Methods: A prospective analysis of our own data was conducted among 110 patients undergoing
percutaneous closure of either a patent foramen ovale (PFO) (n=75) or an atrial septal defect (ASD)
(n=35), investigating the impact of PFO/ASD closure on migraine symptoms. Closure was effected
with use of an Amplatzer occluder in a simplified procedure, performed under local anesthesia with
use of plain fluoroscopy alone without intra-procedural echocardiographic guidance. Complete sealing
was obtained in 98.7% of PFO patients and 94.3% of ASD patients. All patients were questioned
about migraine symptomatology and were followed-up long-term for their clinical outcome. They all
received dual antiplatelet therapy for 6 months.
Results: Great improvement in migraine symptomatology was observed after the closure procedures.
Specifically, 54 (49%) patients suffered from migraine before the procedures, 45 PFO and 9 ASD patients.

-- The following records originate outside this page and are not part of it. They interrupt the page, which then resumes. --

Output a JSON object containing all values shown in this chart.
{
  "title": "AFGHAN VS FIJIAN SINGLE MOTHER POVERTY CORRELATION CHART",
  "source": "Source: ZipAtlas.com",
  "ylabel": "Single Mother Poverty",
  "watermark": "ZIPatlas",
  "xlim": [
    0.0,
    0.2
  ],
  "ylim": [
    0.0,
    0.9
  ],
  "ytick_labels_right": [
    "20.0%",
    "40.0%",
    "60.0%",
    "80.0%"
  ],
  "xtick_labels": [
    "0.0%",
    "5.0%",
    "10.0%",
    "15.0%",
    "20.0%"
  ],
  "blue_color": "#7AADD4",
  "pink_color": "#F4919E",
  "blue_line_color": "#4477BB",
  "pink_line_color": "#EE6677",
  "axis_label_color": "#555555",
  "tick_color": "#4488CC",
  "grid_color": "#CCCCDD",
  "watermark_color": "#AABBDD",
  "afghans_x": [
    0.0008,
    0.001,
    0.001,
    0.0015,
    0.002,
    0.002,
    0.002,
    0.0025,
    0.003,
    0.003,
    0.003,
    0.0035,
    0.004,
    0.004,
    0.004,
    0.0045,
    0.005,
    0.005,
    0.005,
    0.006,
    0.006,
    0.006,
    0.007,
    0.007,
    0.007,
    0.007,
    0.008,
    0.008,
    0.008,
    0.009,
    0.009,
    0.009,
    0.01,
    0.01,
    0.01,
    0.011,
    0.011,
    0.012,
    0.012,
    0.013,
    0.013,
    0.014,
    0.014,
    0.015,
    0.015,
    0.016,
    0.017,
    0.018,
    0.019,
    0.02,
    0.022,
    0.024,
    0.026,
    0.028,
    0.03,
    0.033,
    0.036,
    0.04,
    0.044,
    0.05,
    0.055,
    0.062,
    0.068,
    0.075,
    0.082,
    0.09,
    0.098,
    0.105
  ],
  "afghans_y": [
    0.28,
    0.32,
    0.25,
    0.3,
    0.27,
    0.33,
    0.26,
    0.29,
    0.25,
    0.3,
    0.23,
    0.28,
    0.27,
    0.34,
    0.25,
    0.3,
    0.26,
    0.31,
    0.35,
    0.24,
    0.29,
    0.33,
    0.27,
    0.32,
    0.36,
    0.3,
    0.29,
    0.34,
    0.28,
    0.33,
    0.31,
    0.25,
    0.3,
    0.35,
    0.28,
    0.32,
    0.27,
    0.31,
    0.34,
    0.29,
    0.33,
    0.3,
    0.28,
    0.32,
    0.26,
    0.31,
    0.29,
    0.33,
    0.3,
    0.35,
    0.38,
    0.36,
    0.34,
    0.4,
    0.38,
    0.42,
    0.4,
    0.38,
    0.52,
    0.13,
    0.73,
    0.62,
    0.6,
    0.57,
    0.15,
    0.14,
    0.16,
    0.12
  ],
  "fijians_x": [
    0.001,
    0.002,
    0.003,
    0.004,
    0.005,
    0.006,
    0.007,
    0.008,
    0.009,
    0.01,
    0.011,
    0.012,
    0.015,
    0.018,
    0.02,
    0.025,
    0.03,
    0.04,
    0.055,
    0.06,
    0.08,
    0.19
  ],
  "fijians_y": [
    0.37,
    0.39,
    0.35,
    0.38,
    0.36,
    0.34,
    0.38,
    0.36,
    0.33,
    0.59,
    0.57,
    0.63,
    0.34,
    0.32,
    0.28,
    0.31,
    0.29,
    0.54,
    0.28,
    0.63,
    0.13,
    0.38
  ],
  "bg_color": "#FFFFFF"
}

Improvement (50%) or abolition (33.3%) of migraine symptoms occurred in 45 patients, 37
(82.2%) PFO and 8 (88.9%) ASD patients, yielding an overall favorable effect of 83.3%. An atrial
septal aneurysm was present in 44 (58.7%) PFO patients, which has recently been considered an important
predictor of the occurrence of migraine in PFO patients. Importantly, the favorable effect extended
beyond the 6-month period when dual antiplatelet therapy was discontinued. A recent comprehensive
meta-analysis of 20 studies, comprising patients with unexplained stroke and migraine
undergoing transcatheter PFO closure, showed that resolution of migraine occurred in a majority of
patients with aura and for a smaller proportion of patients without aura. On the other hand, another
recent review maintains that closure of PFO for migraine prevention does not significantly reduce the
intensity and severity of migraine.
Conclusion: A high percentage (49%) of PFO/ASD patients in this series were also migraine sufferers.
Percutaneous closure offered migraine relief in 83% of patients, 82% in PFO patients and 89% in
ASD patients. Thus, based on this experience and on literature review, a strategic approach for device
closure is proposed for migraineurs with a PFO or ASD.